Der Name LoveDays: Beziehungsrechner beschreibt dabei ziemlich genau, was ich von der Anwendung erwarten würde. Im Mittelpunkt steht die Zeitspanne eurer Beziehung. Dazu kommen Erinnerungen und die Möglichkeit, diese Informationen über Widgets näher an den Alltag zu bringen. Das ist eine bewusste Entscheidung gegen Überladung. Ich öffne die App nicht, um eine lange Sitzung zu starten, sondern um kurz nachzusehen oder mich an einen besonderen Tag erinnern zu lassen.
Das Designkonzept funktioniert vor allem dann, wenn ihr mit kleinen, sichtbaren Gesten etwas anfangen könnt. Ein Widget auf dem Startbildschirm kann aus einem gewöhnlichen Blick aufs Smartphone einen kurzen persönlichen Moment machen. Es ersetzt natürlich kein Gespräch und keine gemeinsame Aktivität, aber es kann ein netter Anstoß sein, an ein Datum zu denken oder dem Partner spontan zu schreiben.
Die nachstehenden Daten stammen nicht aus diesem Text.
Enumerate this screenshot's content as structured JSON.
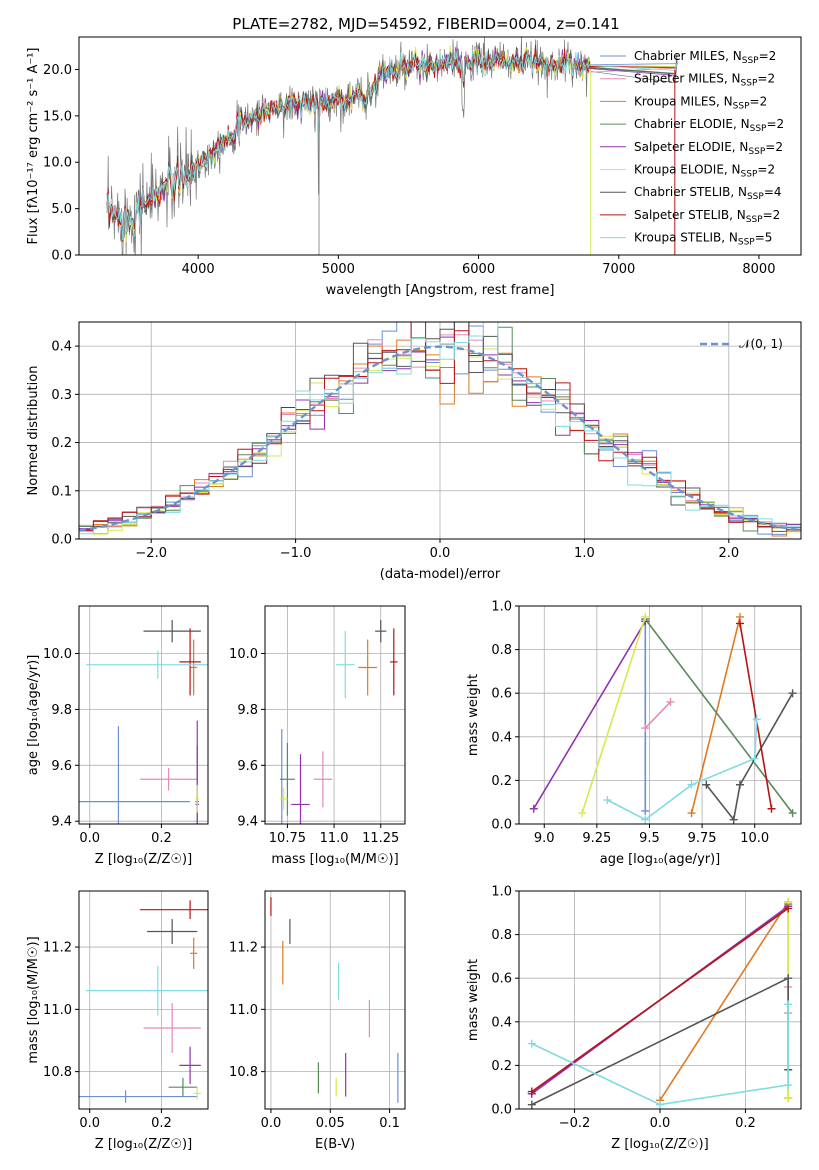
{
  "title": "PLATE=2782, MJD=54592, FIBERID=0004, z=0.141",
  "legend_entries": [
    {
      "name": "Chabrier MILES",
      "nssp": "2",
      "color": "#6a8fd6"
    },
    {
      "name": "Salpeter MILES",
      "nssp": "2",
      "color": "#e58bb6"
    },
    {
      "name": "Kroupa MILES",
      "nssp": "2",
      "color": "#e07b24"
    },
    {
      "name": "Chabrier ELODIE",
      "nssp": "2",
      "color": "#5a8a5a"
    },
    {
      "name": "Salpeter ELODIE",
      "nssp": "2",
      "color": "#9433b1"
    },
    {
      "name": "Kroupa ELODIE",
      "nssp": "2",
      "color": "#d6ea50"
    },
    {
      "name": "Chabrier STELIB",
      "nssp": "4",
      "color": "#555555"
    },
    {
      "name": "Salpeter STELIB",
      "nssp": "2",
      "color": "#b81414"
    },
    {
      "name": "Kroupa STELIB",
      "nssp": "5",
      "color": "#80dbe2"
    }
  ],
  "chart_data": [
    {
      "id": "spectrum",
      "type": "line",
      "xlabel": "wavelength [Angstrom, rest frame]",
      "ylabel": "Flux [fλ10⁻¹⁷ erg cm⁻² s⁻¹ A⁻¹]",
      "xlim": [
        3150,
        8300
      ],
      "ylim": [
        0,
        23.5
      ],
      "xticks": [
        4000,
        5000,
        6000,
        7000,
        8000
      ],
      "yticks": [
        0,
        5,
        10,
        15,
        20
      ],
      "grid": false,
      "legend_position": "right",
      "continuum": {
        "x": [
          3350,
          3500,
          3600,
          3700,
          3800,
          3900,
          4000,
          4100,
          4200,
          4300,
          4400,
          4500,
          4600,
          4700,
          4800,
          4900,
          5000,
          5100,
          5200,
          5300,
          5500,
          5700,
          5900,
          6100,
          6300,
          6500,
          6700,
          6900,
          7000,
          7200,
          7400
        ],
        "y": [
          4.2,
          4.0,
          5.5,
          6.5,
          7.5,
          8.5,
          9.5,
          11.0,
          12.5,
          14.0,
          15.0,
          15.8,
          16.0,
          16.2,
          16.3,
          16.5,
          16.6,
          16.9,
          17.2,
          19.5,
          20.2,
          20.5,
          20.8,
          21.0,
          20.8,
          20.6,
          20.5,
          20.3,
          20.2,
          20.1,
          20.0
        ]
      },
      "data_gap": [
        6800,
        7400
      ],
      "series_note": "observed spectrum and 9 model fits"
    },
    {
      "id": "residuals",
      "type": "line",
      "xlabel": "(data-model)/error",
      "ylabel": "Normed distribution",
      "xlim": [
        -2.5,
        2.5
      ],
      "ylim": [
        0,
        0.45
      ],
      "xticks": [
        -2,
        -1,
        0,
        1,
        2
      ],
      "yticks": [
        0.0,
        0.1,
        0.2,
        0.3,
        0.4
      ],
      "grid": true,
      "legend": "𝒩(0, 1)",
      "legend_position": "top-right",
      "bins": 50
    },
    {
      "id": "age-vs-Z",
      "type": "scatter",
      "xlabel": "Z [log₁₀(Z/Z☉)]",
      "ylabel": "age  [log₁₀(age/yr)]",
      "xlim": [
        -0.03,
        0.33
      ],
      "ylim": [
        9.39,
        10.17
      ],
      "xticks": [
        0.0,
        0.2
      ],
      "yticks": [
        9.4,
        9.6,
        9.8,
        10.0
      ],
      "grid": true,
      "points": [
        {
          "x": 0.08,
          "y": 9.47,
          "xerr": 0.2,
          "yerr": 0.27,
          "color": "#6a8fd6"
        },
        {
          "x": 0.22,
          "y": 9.55,
          "xerr": 0.08,
          "yerr": 0.04,
          "color": "#e58bb6"
        },
        {
          "x": 0.29,
          "y": 9.95,
          "xerr": 0.01,
          "yerr": 0.1,
          "color": "#e07b24"
        },
        {
          "x": 0.3,
          "y": 9.47,
          "xerr": 0.005,
          "yerr": 0.2,
          "color": "#5a8a5a"
        },
        {
          "x": 0.3,
          "y": 9.46,
          "xerr": 0.005,
          "yerr": 0.3,
          "color": "#9433b1"
        },
        {
          "x": 0.3,
          "y": 9.48,
          "xerr": 0.005,
          "yerr": 0.05,
          "color": "#d6ea50"
        },
        {
          "x": 0.23,
          "y": 10.08,
          "xerr": 0.08,
          "yerr": 0.04,
          "color": "#555555"
        },
        {
          "x": 0.28,
          "y": 9.97,
          "xerr": 0.03,
          "yerr": 0.12,
          "color": "#b81414"
        },
        {
          "x": 0.19,
          "y": 9.96,
          "xerr": 0.2,
          "yerr": 0.05,
          "color": "#80dbe2"
        }
      ]
    },
    {
      "id": "age-vs-mass",
      "type": "scatter",
      "xlabel": "mass [log₁₀(M/M☉)]",
      "ylabel": "",
      "xlim": [
        10.63,
        11.38
      ],
      "ylim": [
        9.39,
        10.17
      ],
      "xticks": [
        10.75,
        11.0,
        11.25
      ],
      "yticks": [
        9.4,
        9.6,
        9.8,
        10.0
      ],
      "grid": true,
      "points": [
        {
          "x": 10.72,
          "y": 9.47,
          "xerr": 0.003,
          "yerr": 0.26,
          "color": "#6a8fd6"
        },
        {
          "x": 10.94,
          "y": 9.55,
          "xerr": 0.05,
          "yerr": 0.1,
          "color": "#e58bb6"
        },
        {
          "x": 11.18,
          "y": 9.95,
          "xerr": 0.05,
          "yerr": 0.1,
          "color": "#e07b24"
        },
        {
          "x": 10.75,
          "y": 9.55,
          "xerr": 0.04,
          "yerr": 0.13,
          "color": "#5a8a5a"
        },
        {
          "x": 10.82,
          "y": 9.46,
          "xerr": 0.05,
          "yerr": 0.18,
          "color": "#9433b1"
        },
        {
          "x": 10.73,
          "y": 9.48,
          "xerr": 0.02,
          "yerr": 0.04,
          "color": "#d6ea50"
        },
        {
          "x": 11.25,
          "y": 10.08,
          "xerr": 0.03,
          "yerr": 0.04,
          "color": "#555555"
        },
        {
          "x": 11.32,
          "y": 9.97,
          "xerr": 0.02,
          "yerr": 0.12,
          "color": "#b81414"
        },
        {
          "x": 11.06,
          "y": 9.96,
          "xerr": 0.05,
          "yerr": 0.12,
          "color": "#80dbe2"
        }
      ]
    },
    {
      "id": "mass-weight-vs-age",
      "type": "line",
      "xlabel": "age  [log₁₀(age/yr)]",
      "ylabel": "mass weight",
      "xlim": [
        8.88,
        10.22
      ],
      "ylim": [
        0,
        1.0
      ],
      "xticks": [
        9.0,
        9.25,
        9.5,
        9.75,
        10.0
      ],
      "yticks": [
        0.0,
        0.2,
        0.4,
        0.6,
        0.8,
        1.0
      ],
      "grid": true,
      "series": [
        {
          "color": "#6a8fd6",
          "x": [
            9.48,
            9.48
          ],
          "y": [
            0.94,
            0.06
          ]
        },
        {
          "color": "#e58bb6",
          "x": [
            9.48,
            9.6
          ],
          "y": [
            0.44,
            0.56
          ]
        },
        {
          "color": "#e07b24",
          "x": [
            9.7,
            9.93
          ],
          "y": [
            0.05,
            0.95
          ]
        },
        {
          "color": "#5a8a5a",
          "x": [
            9.48,
            10.18
          ],
          "y": [
            0.94,
            0.05
          ]
        },
        {
          "color": "#9433b1",
          "x": [
            8.95,
            9.48
          ],
          "y": [
            0.07,
            0.93
          ]
        },
        {
          "color": "#d6ea50",
          "x": [
            9.18,
            9.48
          ],
          "y": [
            0.05,
            0.95
          ]
        },
        {
          "color": "#555555",
          "x": [
            9.77,
            9.9,
            9.93,
            10.18
          ],
          "y": [
            0.18,
            0.02,
            0.18,
            0.6
          ]
        },
        {
          "color": "#b81414",
          "x": [
            9.93,
            10.08
          ],
          "y": [
            0.92,
            0.07
          ]
        },
        {
          "color": "#80dbe2",
          "x": [
            9.3,
            9.48,
            9.7,
            10.0,
            10.01
          ],
          "y": [
            0.11,
            0.02,
            0.18,
            0.3,
            0.48
          ]
        }
      ]
    },
    {
      "id": "mass-vs-Z",
      "type": "scatter",
      "xlabel": "Z [log₁₀(Z/Z☉)]",
      "ylabel": "mass [log₁₀(M/M☉)]",
      "xlim": [
        -0.03,
        0.33
      ],
      "ylim": [
        10.68,
        11.38
      ],
      "xticks": [
        0.0,
        0.2
      ],
      "yticks": [
        10.8,
        11.0,
        11.2
      ],
      "grid": true,
      "points": [
        {
          "x": 0.1,
          "y": 10.72,
          "xerr": 0.2,
          "yerr": 0.02,
          "color": "#6a8fd6"
        },
        {
          "x": 0.23,
          "y": 10.94,
          "xerr": 0.08,
          "yerr": 0.08,
          "color": "#e58bb6"
        },
        {
          "x": 0.29,
          "y": 11.18,
          "xerr": 0.01,
          "yerr": 0.05,
          "color": "#e07b24"
        },
        {
          "x": 0.26,
          "y": 10.75,
          "xerr": 0.04,
          "yerr": 0.03,
          "color": "#5a8a5a"
        },
        {
          "x": 0.28,
          "y": 10.82,
          "xerr": 0.03,
          "yerr": 0.06,
          "color": "#9433b1"
        },
        {
          "x": 0.3,
          "y": 10.73,
          "xerr": 0.01,
          "yerr": 0.02,
          "color": "#d6ea50"
        },
        {
          "x": 0.23,
          "y": 11.25,
          "xerr": 0.07,
          "yerr": 0.04,
          "color": "#555555"
        },
        {
          "x": 0.28,
          "y": 11.32,
          "xerr": 0.14,
          "yerr": 0.03,
          "color": "#b81414"
        },
        {
          "x": 0.19,
          "y": 11.06,
          "xerr": 0.2,
          "yerr": 0.08,
          "color": "#80dbe2"
        }
      ]
    },
    {
      "id": "mass-vs-EBV",
      "type": "scatter",
      "xlabel": "E(B-V)",
      "ylabel": "",
      "xlim": [
        -0.005,
        0.113
      ],
      "ylim": [
        10.68,
        11.38
      ],
      "xticks": [
        0.0,
        0.05,
        0.1
      ],
      "yticks": [
        10.8,
        11.0,
        11.2
      ],
      "grid": true,
      "points": [
        {
          "x": 0.107,
          "y": 10.78,
          "yerr": 0.08,
          "color": "#6a8fd6"
        },
        {
          "x": 0.083,
          "y": 10.97,
          "yerr": 0.06,
          "color": "#e58bb6"
        },
        {
          "x": 0.01,
          "y": 11.15,
          "yerr": 0.07,
          "color": "#e07b24"
        },
        {
          "x": 0.04,
          "y": 10.78,
          "yerr": 0.05,
          "color": "#5a8a5a"
        },
        {
          "x": 0.063,
          "y": 10.79,
          "yerr": 0.07,
          "color": "#9433b1"
        },
        {
          "x": 0.055,
          "y": 10.75,
          "yerr": 0.03,
          "color": "#d6ea50"
        },
        {
          "x": 0.016,
          "y": 11.25,
          "yerr": 0.04,
          "color": "#555555"
        },
        {
          "x": 0.0,
          "y": 11.33,
          "yerr": 0.03,
          "color": "#b81414"
        },
        {
          "x": 0.057,
          "y": 11.09,
          "yerr": 0.06,
          "color": "#80dbe2"
        }
      ]
    },
    {
      "id": "mass-weight-vs-Z",
      "type": "line",
      "xlabel": "Z [log₁₀(Z/Z☉)]",
      "ylabel": "mass weight",
      "xlim": [
        -0.33,
        0.33
      ],
      "ylim": [
        0,
        1.0
      ],
      "xticks": [
        -0.2,
        0.0,
        0.2
      ],
      "yticks": [
        0.0,
        0.2,
        0.4,
        0.6,
        0.8,
        1.0
      ],
      "grid": true,
      "series": [
        {
          "color": "#6a8fd6",
          "x": [
            -0.3,
            0.3
          ],
          "y": [
            0.07,
            0.93
          ]
        },
        {
          "color": "#e58bb6",
          "x": [
            0.3,
            0.3
          ],
          "y": [
            0.44,
            0.56
          ]
        },
        {
          "color": "#e07b24",
          "x": [
            0.0,
            0.3
          ],
          "y": [
            0.04,
            0.95
          ]
        },
        {
          "color": "#5a8a5a",
          "x": [
            0.3,
            0.3
          ],
          "y": [
            0.05,
            0.94
          ]
        },
        {
          "color": "#9433b1",
          "x": [
            -0.3,
            0.3
          ],
          "y": [
            0.07,
            0.93
          ]
        },
        {
          "color": "#d6ea50",
          "x": [
            0.3,
            0.3
          ],
          "y": [
            0.05,
            0.95
          ]
        },
        {
          "color": "#555555",
          "x": [
            -0.3,
            0.3,
            0.3
          ],
          "y": [
            0.02,
            0.6,
            0.18
          ]
        },
        {
          "color": "#b81414",
          "x": [
            -0.3,
            0.3
          ],
          "y": [
            0.08,
            0.92
          ]
        },
        {
          "color": "#80dbe2",
          "x": [
            -0.3,
            0.0,
            0.3,
            0.3
          ],
          "y": [
            0.3,
            0.02,
            0.11,
            0.48
          ]
        }
      ]
    }
  ]
}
Die App ist für alle Altersgruppen freigegeben und im deutschen Store mit der Alterskennzeichnung „USK ab 0 Jahren“ versehen. Das passt zum unproblematischen Grundgedanken. Gleichzeitig würde ich die Anwendung nicht nur nach dem Alter beurteilen, sondern danach, ob ihr überhaupt Freude an einer sichtbaren Datumsanzeige habt. Manche Menschen empfinden solche Zähler als charmant, andere als unnötig oder sogar als zu stark auf eine Zahl reduziert.
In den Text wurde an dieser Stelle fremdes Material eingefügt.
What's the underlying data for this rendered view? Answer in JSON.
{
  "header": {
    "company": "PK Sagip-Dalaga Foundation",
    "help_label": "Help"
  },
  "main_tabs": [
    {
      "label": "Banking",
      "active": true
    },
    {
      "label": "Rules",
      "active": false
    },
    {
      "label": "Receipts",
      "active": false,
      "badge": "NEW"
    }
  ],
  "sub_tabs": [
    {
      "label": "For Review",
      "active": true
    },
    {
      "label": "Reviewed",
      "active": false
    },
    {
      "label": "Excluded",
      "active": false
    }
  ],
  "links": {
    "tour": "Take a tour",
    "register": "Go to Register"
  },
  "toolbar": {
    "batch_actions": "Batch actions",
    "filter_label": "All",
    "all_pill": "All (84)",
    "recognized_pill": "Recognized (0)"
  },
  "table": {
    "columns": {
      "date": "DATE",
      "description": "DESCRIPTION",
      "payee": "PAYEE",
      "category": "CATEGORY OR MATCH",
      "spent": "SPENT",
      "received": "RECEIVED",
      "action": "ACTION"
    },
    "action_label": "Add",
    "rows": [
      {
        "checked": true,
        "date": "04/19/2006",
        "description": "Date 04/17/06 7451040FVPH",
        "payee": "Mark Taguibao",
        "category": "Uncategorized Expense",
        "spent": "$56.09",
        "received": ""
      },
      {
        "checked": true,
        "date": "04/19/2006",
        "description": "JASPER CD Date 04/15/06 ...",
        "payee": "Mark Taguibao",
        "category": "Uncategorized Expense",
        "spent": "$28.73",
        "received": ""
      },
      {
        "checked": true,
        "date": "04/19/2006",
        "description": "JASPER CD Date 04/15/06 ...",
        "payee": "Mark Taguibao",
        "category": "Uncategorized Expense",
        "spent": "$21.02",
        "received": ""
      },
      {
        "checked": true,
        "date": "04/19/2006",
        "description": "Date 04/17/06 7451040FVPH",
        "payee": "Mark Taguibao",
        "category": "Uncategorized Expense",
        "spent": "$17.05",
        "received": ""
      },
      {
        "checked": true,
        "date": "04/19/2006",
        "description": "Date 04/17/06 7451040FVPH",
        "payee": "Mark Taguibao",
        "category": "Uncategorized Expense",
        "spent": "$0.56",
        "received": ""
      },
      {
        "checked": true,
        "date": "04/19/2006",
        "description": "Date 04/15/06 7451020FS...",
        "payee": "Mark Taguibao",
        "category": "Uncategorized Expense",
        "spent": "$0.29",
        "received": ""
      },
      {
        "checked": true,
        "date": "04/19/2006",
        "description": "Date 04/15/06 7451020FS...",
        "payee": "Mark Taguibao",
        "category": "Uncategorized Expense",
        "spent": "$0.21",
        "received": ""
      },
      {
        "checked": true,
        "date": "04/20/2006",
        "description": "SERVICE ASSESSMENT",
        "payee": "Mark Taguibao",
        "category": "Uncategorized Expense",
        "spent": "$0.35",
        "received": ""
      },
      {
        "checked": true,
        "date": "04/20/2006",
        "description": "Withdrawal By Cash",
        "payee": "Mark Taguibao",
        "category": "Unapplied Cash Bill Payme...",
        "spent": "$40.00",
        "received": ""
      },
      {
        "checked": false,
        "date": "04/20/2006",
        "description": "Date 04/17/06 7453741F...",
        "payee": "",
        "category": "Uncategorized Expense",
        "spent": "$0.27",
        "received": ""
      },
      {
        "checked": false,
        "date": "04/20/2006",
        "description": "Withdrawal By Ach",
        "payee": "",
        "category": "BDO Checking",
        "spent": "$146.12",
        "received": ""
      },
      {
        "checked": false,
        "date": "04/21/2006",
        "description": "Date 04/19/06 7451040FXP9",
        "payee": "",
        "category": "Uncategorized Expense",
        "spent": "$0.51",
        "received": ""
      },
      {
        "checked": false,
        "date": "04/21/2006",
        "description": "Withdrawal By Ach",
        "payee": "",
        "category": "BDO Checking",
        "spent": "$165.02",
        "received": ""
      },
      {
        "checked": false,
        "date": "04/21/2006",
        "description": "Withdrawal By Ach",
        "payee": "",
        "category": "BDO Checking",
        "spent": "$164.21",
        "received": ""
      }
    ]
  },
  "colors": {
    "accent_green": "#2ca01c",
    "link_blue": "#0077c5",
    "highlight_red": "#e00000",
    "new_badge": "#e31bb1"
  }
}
Aktuell trägt die App die Versionsnummer 0.7.5. Diese Versionsphase ist für meine Einschätzung wichtig: LoveDays wirkt wie ein Produkt, das bereits klar nutzbar ist, aber noch Raum für Verfeinerungen lässt. Ich würde deshalb nicht automatisch erwarten, dass jede denkbare Komfortfunktion schon vorhanden ist. Der Kern sollte funktionieren; bei Details darf man eine gewisse Entwicklungsoffenheit einkalkulieren.
Ein typischer Alltag mit der App
Stellt euch vor, ihr seid morgens unterwegs und werft einen Blick auf den Startbildschirm. Zwischen Wetter, Nachrichten und Kalender erscheint ein Widget, das an eure gemeinsame Zeit erinnert. Vielleicht fällt euch dadurch ein, dass am Abend ein kleiner Jahrestag ansteht. Ihr müsst nicht erst die App suchen, ein Datum aus einem alten Chat heraussuchen oder im Kalender blättern. Dieser kurze Weg ist der praktische Mehrwert der Anwendung.
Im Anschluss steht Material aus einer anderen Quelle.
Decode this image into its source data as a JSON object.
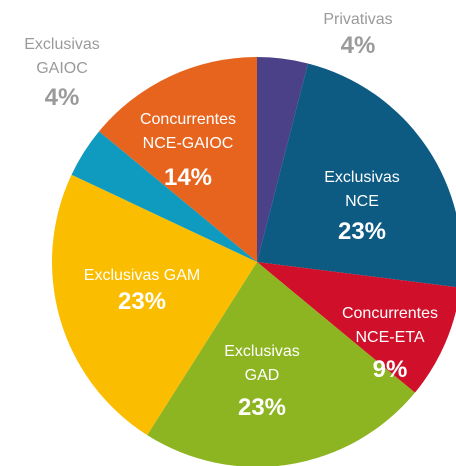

Ein anderes Szenario ist der Beginn einer Fernbeziehung. Wenn man sich nicht jeden Tag sieht, kann eine dezente Anzeige der gemeinsamen Zeit ein Gefühl von Kontinuität schaffen. Das ist keine Lösung für Entfernung oder fehlende Kommunikation, aber ein kleines Ritual. Gerade bei solchen persönlichen Anwendungen zählt weniger die technische Komplexität als die Frage, ob die Funktion im richtigen Moment angenehm wirkt.
Ich finde außerdem interessant, dass die App nicht versucht, Beziehungspflege mit Aufgaben zu erzwingen. Es gibt keine künstliche Verpflichtung, täglich etwas einzutragen oder eine Serie aufrechtzuerhalten. Dadurch bleibt die Nutzung leicht. Der Nachteil ist allerdings, dass Menschen, die aktive Impulse für Gespräche, gemeinsame Ziele oder romantische Ideen suchen, vermutlich mehr Anleitung benötigen, als LoveDays derzeit bietet.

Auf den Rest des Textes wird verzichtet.